-=-=-=-=-=-=-=-=-=-=-=-=-=-=-=-=-=-=-=-=-=-=-=-=-=-=-

URL (Uniform Resource Locator)

The primary naming scheme used to identify Web resources. URLs define the protocols to be used, the domain name of the Web server where a resource resides, the port address to be used for communication, and a fully-qualified directory pathname on the server where the named Web file or resource can be found.

URLs

Guide to URLs: David Baker's comprehensive "Guide to URLs" which explains all of the Uniform Resource terminology you'll ever care to know.
URLs: Yahoo's list of information on this topic contains nearly everything you need to know
RFC 1630: The RFC about URLs.
URLs: The Virtual Library is Alan Richmond's outstanding compendium of Web- and Internet-related resources; the coverage of URLs and naming is as good as it is for most other Web topics you'll find there.
URLs: A good general overview of URLs and related concepts, by Bruce Gingery, written in the most approachable prose of any of the references mentioned here (see quote below).

W3E References

Address
URI
URL-encoding
URN

Detail

Web resources are identified with special names, called Uniform Resource Identifiers (URIs), that identify objects accessible through the Web. Whenever you attach to a Web page, you do so through its Uniform Resource Locator (URL), which describes the protocol required to access it, and points at its Internet location and home directory. According to Bruce Gingery, URLs are:

Those funny little strings with a hostname stuck in after a colon, the cryptic http: or other short identifier on the front, and a UNIX style path are called Uniform Resource Locators. They are the addresses of the Internet today--with nearly all services addressable in this way. Generally URLs are a line of words, punctuated by slashes, colons, sometimes question-marks or ampersands, and percent signs.

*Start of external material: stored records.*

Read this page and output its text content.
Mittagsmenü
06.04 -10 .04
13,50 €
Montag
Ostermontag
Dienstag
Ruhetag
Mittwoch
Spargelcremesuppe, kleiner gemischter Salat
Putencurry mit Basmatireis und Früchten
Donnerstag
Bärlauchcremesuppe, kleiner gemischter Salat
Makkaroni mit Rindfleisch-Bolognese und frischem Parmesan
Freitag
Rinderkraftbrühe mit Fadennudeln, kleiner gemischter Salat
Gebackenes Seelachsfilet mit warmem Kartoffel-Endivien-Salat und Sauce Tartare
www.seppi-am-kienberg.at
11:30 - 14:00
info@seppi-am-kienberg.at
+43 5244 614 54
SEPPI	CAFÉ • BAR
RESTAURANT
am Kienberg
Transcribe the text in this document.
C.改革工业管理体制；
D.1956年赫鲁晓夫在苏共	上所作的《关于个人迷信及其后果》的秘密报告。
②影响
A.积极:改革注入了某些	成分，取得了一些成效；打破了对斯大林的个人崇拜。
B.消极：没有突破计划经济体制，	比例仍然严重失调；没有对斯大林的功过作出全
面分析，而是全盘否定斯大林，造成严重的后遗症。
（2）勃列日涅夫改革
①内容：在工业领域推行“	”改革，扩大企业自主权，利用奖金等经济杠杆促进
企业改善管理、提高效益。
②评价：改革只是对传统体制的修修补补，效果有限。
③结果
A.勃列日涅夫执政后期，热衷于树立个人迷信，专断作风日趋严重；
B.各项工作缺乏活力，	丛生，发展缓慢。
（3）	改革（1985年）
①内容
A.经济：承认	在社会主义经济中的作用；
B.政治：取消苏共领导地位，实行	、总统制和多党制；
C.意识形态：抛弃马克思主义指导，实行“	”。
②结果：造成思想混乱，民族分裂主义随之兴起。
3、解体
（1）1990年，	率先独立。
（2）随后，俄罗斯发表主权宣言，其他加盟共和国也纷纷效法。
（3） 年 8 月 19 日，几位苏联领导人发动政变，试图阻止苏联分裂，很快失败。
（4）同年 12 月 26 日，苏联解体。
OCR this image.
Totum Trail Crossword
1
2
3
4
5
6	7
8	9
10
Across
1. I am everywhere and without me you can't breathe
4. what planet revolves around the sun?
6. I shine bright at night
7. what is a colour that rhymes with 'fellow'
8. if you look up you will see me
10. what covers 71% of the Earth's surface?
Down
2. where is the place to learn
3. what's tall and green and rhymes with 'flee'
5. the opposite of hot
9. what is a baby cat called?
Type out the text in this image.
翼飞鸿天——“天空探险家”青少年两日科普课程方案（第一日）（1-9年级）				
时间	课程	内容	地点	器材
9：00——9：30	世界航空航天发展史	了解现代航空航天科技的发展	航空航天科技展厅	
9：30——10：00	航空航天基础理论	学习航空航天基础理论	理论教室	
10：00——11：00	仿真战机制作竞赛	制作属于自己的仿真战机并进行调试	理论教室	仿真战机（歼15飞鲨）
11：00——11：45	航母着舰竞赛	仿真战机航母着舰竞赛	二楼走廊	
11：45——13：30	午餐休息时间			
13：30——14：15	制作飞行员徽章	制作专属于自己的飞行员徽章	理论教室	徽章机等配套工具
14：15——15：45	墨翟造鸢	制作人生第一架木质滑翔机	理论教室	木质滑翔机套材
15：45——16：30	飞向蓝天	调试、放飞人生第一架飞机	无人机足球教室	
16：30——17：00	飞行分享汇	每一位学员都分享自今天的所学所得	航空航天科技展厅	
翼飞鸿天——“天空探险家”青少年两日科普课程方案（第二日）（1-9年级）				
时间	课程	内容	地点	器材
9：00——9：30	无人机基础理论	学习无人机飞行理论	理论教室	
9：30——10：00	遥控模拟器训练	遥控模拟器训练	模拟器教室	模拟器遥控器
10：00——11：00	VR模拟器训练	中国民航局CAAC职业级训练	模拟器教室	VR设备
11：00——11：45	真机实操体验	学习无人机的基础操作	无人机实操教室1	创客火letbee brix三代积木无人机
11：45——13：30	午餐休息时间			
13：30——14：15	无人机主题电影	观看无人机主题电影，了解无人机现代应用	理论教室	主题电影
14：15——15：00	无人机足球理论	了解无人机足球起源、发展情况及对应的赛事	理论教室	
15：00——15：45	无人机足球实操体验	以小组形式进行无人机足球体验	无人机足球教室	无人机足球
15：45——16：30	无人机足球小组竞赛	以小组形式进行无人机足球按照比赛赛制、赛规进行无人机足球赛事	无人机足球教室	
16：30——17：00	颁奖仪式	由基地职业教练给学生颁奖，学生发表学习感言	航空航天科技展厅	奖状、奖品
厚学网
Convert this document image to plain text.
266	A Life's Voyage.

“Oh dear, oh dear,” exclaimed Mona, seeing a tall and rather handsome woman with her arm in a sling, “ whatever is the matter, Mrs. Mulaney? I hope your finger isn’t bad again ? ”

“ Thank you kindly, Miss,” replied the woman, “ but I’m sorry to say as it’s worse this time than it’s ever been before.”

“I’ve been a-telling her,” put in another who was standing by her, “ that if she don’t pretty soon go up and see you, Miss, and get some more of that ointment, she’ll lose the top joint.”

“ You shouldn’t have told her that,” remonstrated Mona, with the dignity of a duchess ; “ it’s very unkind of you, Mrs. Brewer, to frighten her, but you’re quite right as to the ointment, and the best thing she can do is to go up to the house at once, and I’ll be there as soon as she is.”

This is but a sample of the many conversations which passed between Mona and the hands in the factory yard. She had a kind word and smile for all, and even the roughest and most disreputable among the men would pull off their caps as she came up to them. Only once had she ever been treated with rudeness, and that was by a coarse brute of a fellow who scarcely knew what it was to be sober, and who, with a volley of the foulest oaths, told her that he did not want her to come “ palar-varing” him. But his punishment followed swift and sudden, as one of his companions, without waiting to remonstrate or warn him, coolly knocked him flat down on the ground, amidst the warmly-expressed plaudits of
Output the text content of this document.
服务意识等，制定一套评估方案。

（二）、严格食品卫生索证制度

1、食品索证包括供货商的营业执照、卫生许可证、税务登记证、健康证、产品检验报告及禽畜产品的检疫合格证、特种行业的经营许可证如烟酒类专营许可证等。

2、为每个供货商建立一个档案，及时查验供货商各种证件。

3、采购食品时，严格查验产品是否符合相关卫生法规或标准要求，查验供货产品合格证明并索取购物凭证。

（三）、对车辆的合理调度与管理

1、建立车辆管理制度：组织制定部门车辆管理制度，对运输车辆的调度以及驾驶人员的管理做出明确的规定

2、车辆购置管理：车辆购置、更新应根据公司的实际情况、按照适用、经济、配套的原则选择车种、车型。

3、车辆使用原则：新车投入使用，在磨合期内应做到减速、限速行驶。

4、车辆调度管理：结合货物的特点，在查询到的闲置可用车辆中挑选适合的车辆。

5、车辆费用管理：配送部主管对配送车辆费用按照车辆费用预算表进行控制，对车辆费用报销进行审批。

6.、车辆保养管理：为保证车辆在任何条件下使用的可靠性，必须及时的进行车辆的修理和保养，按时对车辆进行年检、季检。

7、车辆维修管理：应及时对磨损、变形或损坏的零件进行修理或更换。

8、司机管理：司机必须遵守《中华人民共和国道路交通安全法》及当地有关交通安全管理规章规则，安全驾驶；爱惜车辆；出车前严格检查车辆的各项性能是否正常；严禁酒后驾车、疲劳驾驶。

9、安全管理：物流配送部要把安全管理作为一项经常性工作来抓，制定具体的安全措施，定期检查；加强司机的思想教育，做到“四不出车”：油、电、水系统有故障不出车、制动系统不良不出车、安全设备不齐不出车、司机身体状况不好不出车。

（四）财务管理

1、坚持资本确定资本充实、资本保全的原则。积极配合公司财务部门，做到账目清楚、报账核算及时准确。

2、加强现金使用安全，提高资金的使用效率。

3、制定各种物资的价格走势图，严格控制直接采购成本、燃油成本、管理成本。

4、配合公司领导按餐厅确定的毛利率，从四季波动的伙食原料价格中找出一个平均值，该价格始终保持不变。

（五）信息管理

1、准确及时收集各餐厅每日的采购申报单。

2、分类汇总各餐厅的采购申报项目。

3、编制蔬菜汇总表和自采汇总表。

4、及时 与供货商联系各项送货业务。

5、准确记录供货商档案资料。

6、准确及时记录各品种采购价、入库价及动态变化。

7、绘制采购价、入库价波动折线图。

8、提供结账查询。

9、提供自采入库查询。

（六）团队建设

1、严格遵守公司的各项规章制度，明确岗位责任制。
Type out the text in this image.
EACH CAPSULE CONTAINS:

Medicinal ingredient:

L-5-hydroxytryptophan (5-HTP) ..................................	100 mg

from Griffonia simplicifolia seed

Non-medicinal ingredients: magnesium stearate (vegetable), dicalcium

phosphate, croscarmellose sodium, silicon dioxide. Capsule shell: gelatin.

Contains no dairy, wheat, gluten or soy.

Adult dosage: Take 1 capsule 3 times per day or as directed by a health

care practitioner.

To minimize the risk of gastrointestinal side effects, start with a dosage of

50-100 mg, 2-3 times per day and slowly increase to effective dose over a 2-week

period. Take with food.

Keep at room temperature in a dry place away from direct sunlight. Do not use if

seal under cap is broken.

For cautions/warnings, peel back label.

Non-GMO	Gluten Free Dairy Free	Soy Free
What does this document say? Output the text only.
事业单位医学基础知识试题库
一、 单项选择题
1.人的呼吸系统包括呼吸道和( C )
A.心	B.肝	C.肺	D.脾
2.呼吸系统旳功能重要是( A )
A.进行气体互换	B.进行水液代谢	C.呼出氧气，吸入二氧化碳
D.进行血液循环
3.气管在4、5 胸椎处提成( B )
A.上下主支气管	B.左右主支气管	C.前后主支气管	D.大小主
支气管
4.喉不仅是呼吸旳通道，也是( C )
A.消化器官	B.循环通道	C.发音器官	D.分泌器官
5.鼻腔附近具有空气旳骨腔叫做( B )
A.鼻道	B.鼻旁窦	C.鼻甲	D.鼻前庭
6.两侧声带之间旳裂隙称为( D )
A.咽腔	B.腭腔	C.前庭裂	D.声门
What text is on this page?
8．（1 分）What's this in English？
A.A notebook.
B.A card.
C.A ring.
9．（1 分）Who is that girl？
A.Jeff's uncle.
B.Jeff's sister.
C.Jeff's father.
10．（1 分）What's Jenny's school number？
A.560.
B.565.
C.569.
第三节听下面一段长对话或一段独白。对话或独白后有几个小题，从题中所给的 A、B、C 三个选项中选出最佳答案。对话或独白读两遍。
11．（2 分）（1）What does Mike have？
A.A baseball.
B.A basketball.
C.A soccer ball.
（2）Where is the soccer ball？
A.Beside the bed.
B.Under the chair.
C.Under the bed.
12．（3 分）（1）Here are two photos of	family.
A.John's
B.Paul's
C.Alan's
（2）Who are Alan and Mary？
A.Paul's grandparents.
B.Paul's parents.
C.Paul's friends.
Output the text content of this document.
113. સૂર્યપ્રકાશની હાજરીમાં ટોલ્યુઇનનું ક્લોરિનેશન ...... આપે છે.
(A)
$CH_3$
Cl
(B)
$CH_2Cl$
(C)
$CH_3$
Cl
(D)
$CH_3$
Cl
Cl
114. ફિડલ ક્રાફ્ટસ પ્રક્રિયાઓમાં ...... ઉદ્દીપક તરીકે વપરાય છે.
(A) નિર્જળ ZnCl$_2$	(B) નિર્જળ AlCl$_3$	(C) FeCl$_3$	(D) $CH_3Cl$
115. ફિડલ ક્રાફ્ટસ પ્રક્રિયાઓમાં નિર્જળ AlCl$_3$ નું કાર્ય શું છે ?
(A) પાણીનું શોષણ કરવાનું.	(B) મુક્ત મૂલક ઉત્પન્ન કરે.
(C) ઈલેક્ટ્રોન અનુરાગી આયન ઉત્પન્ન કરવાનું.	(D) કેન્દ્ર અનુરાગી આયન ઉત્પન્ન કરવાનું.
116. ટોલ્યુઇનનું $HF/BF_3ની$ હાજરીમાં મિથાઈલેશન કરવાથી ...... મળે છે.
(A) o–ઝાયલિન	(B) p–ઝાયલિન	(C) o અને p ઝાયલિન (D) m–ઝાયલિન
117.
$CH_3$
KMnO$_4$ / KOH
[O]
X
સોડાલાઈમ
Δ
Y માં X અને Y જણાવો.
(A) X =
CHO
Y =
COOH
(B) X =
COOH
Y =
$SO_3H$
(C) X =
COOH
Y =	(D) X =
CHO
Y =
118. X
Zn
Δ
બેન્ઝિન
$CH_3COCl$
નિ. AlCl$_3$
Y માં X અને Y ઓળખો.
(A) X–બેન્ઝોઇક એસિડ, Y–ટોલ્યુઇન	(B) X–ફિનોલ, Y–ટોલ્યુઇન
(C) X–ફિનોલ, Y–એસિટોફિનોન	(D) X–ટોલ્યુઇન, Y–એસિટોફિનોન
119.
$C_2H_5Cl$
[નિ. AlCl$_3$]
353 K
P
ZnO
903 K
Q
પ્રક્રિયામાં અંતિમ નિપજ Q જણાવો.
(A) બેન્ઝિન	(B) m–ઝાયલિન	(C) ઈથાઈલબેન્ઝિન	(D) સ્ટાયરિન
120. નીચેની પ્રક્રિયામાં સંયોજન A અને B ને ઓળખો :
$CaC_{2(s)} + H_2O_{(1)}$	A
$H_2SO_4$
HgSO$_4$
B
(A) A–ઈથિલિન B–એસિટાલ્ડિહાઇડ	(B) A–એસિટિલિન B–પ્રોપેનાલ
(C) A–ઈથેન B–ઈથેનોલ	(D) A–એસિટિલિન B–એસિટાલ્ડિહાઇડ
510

URLs hold the keys to the Web

as you examine a URL, it should look like this:

http://info.cern.ch:nnnn/hypertext/WWW/Addressing/Addressing.html#anchor
|--1--|-----2-----|--3--|---------4--------------|-------5-------|--6-- |

In reality, a URL is composed of six parts, as indicated in the line underneath the URL specification above. These work as follows:

protocol/data source - For network resources, this is usually the name of the protocol used to access the data that resides on the other end of the link. The syntax for this part of the name is:
- "ftp://" This points to a file accessible through the File Transfer Protocol.
- "gopher://" This points to a file system index accessible through the gopher protocol.
- "http://" This points to a hypertext document (typically, an HTML file) accessible through the hypertext transfer protocol.
- "mailto://" This links to an application that allows you to compose a message to be sent to a predefined address, using electronic mail.
- "news:newsgroup-name" This points to a USENET newsgroup, and uses the network news transfer protocol (NNTP) to access the information.
- "telnet://" The links to a remote login on another Internet computer, typically to select from a predefined menu of choices or options.
- "WAIS://" Points to a Wide-Area Information Server (WAIS) on the Internet, and provides access to a system of indexed databases.
- For local data (typically, reading HTML files from one of your desktop machine's hard disks or other drives), the syntax varies from browser to browser, but usually starts with:
  - "file://" which indicates that it's a local file, rather than a Web page elsewhere on the Internet.
domain name - This is the domain name for the Web server where the desired Web page or other resource resides (see the entry on domain names for more information on this subject).
port address - TCP/IP applications like HTTPd (the server software that handles incoming requests for Web services) use a numbered address, called a port address (sometimes called a "socket ID"), to distinguish among the many TCP/IP-based services that a server can offer. This port address makes sure that requests for services go to the right program, and are appropriately handled. The default port address for HTTP is 80, but if you see a port address specified in a URL, it's a good idea to include it when accessing the Web server to which it corresponds (even if it's the default value).
directory path -This is where the desired Web page or resource lives in the Web server's file system. You must always use forward slashes ("/") between directory levels when specifying a URL, no matter how the server itself may actually understand directory specifications (HTTP and the Web server software handle the translation).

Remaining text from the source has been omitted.